De camerabeelden van de pintransacties
Van de pintransacties met de gestolen pinpassen, zoals hiervoor beschreven onder de feiten 5 tot en met 8, zijn camerabeelden gemaakt. In november 2013 is door de politie Amsterdam een opsporingsbericht geplaatst op de internetsite
www.politie.nl/gezocht/verdachten. Op 3 december 2013 hebben de verbalisanten [verbalisant] en [verbalisant] deze foto’s op de internetsite gezien. Op alle bij de berichten gevoegde foto’s wordt door de verbalisanten [verdachte 6], zijnde verdachte, herkend. Zij herkennen hem omdat zij meerdere malen voor langere duur met verdachte in verhoor hebben gezeten, waardoor zij hem goed hebben leren kennen.

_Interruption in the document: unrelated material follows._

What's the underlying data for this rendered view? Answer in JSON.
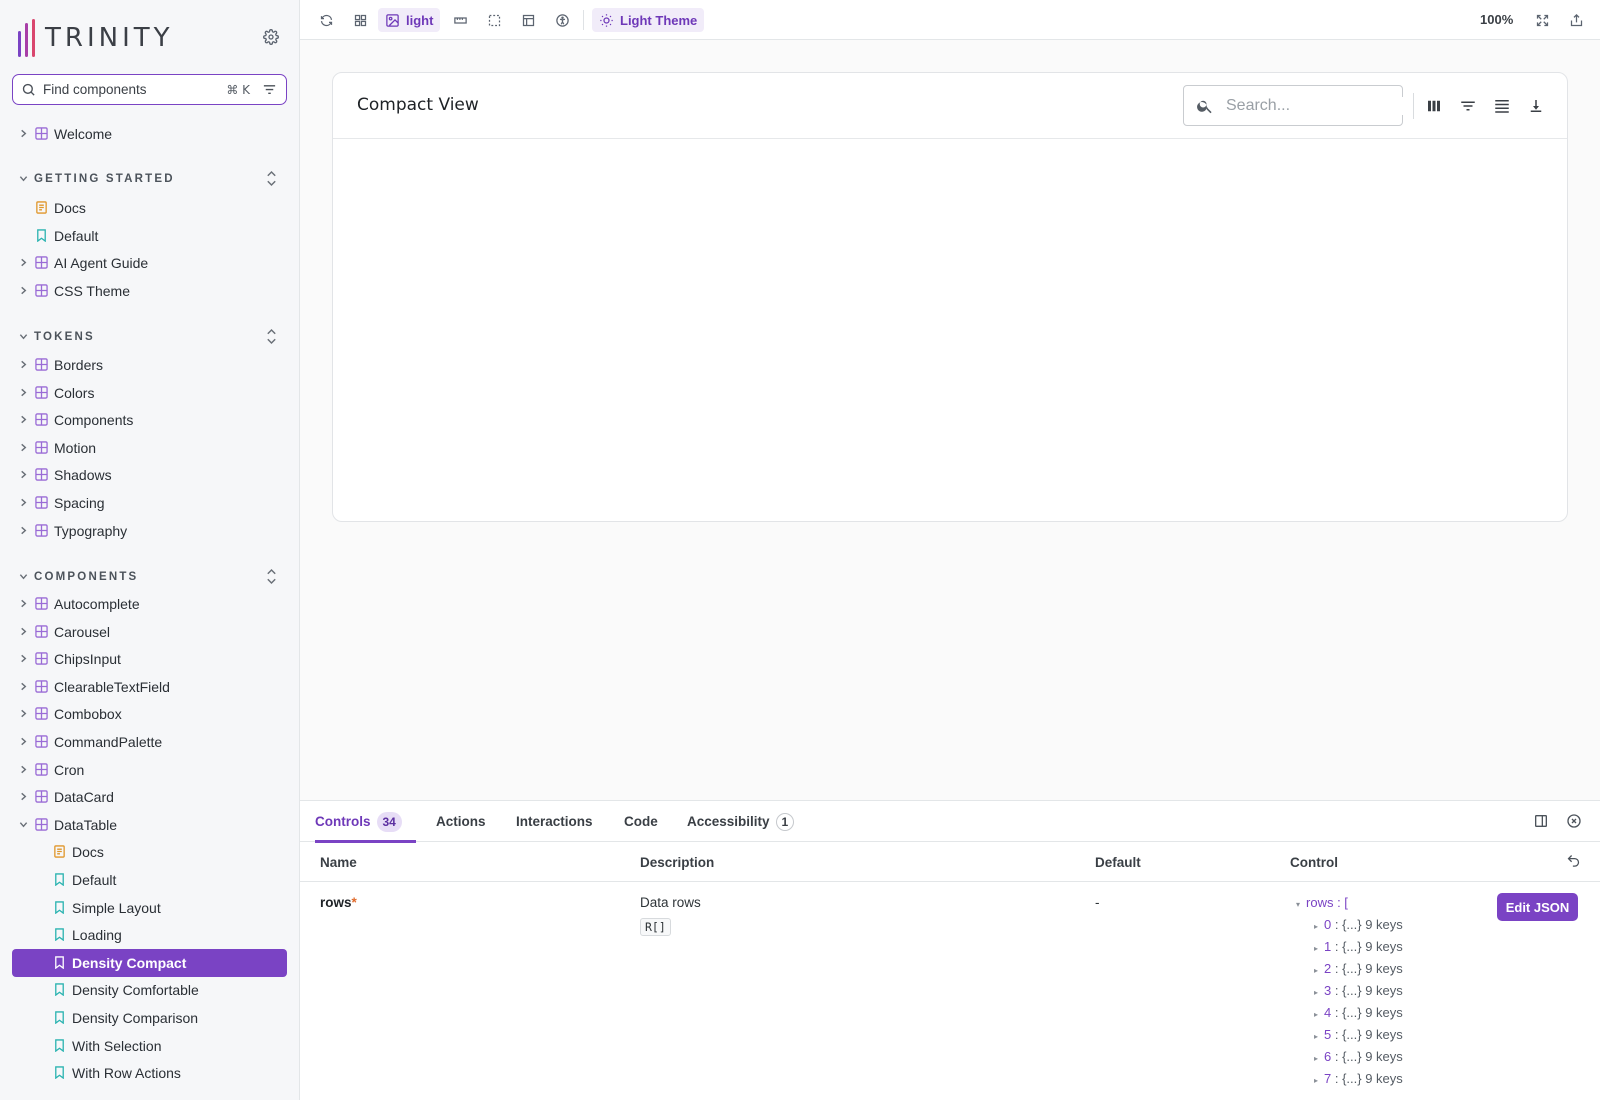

Ook hier stelt de rechtbank voorop dat behoedzaam dient te worden omgegaan met herkenningen en de bewijskracht daarvan. De rechtbank stelt vast dat er geen aanleiding is om te twijfelen aan de juistheid en geloofwaardigheid van de verbalisanten, die hebben verklaard verdachte te herkennen op de fotoprints als de persoon die op 6 september 2013, 19 oktober 2013 en op 16 november 2013 in Amsterdam en op 19 en 20 september 2013 in Den Haag gepind heeft met gestolen bankpassen. De verbalisanten hebben verdachte niet alleen herkend, maar ook verklaard uit welken hoofde zij verdachte kennen. De verbalisanten hebben vermeld dat zij op een aantal originele foto’s het kenmerkende litteken op de neus van verdachte waarnemen en dat zij zien dat de pinner bij diverse transacties dezelfde kleding (blouse en/of jas en/of vest) draagt. De rechtbank kan slechts beoordelen of een dergelijke herkenning in redelijkheid mogelijk is. Voor dit oordeel heeft de rechtbank gelet op de mate van duidelijkheid en helderheid van de foto’s en meer in het bijzonder op de weergave van de persoon die op de prints van de camerabeelden die zich in het dossier bevinden, staat afgebeeld. De rechtbank overweegt dat er een aantal foto’s is waar de pinnende man op korte afstand recht in zijn gezicht en van opzij in beeld is gebracht. Op basis daarvan acht de rechtbank het zeer wel mogelijk dat iemand die deze persoon kent, hem van deze beelden herkent. Daarnaast is de rechtbank op grond van de eigen waarneming van de zich in het dossier bevindende stills van de camerabeelden van voornoemde pintransacties, waar op een aantal originele foto’s in het dossier het litteken op de neus duidelijk zichtbaar is, in samenhang bezien met de zich in het dossier bevindende foto van verdachte uit de politiedocumentatie en de eigen waarneming van verdachte ter zitting van 4 september jl. van oordeel dat verdachte de persoon is, die op 6 september 2013, 19 oktober 2013 en op 16 november 2013 in Amsterdam en op 19 en 20 september 2013 in Den Haag gepind heeft met de gestolen bankpassen. De rechtbank heeft daarbij rekening gehouden met de duidelijk waarneembare vervorming als gevolg van de gehanteerde opnamemethodiek waardoor de objecten en vooral personen op de foto’s boller lijken dan ze in werkelijkheid zijn.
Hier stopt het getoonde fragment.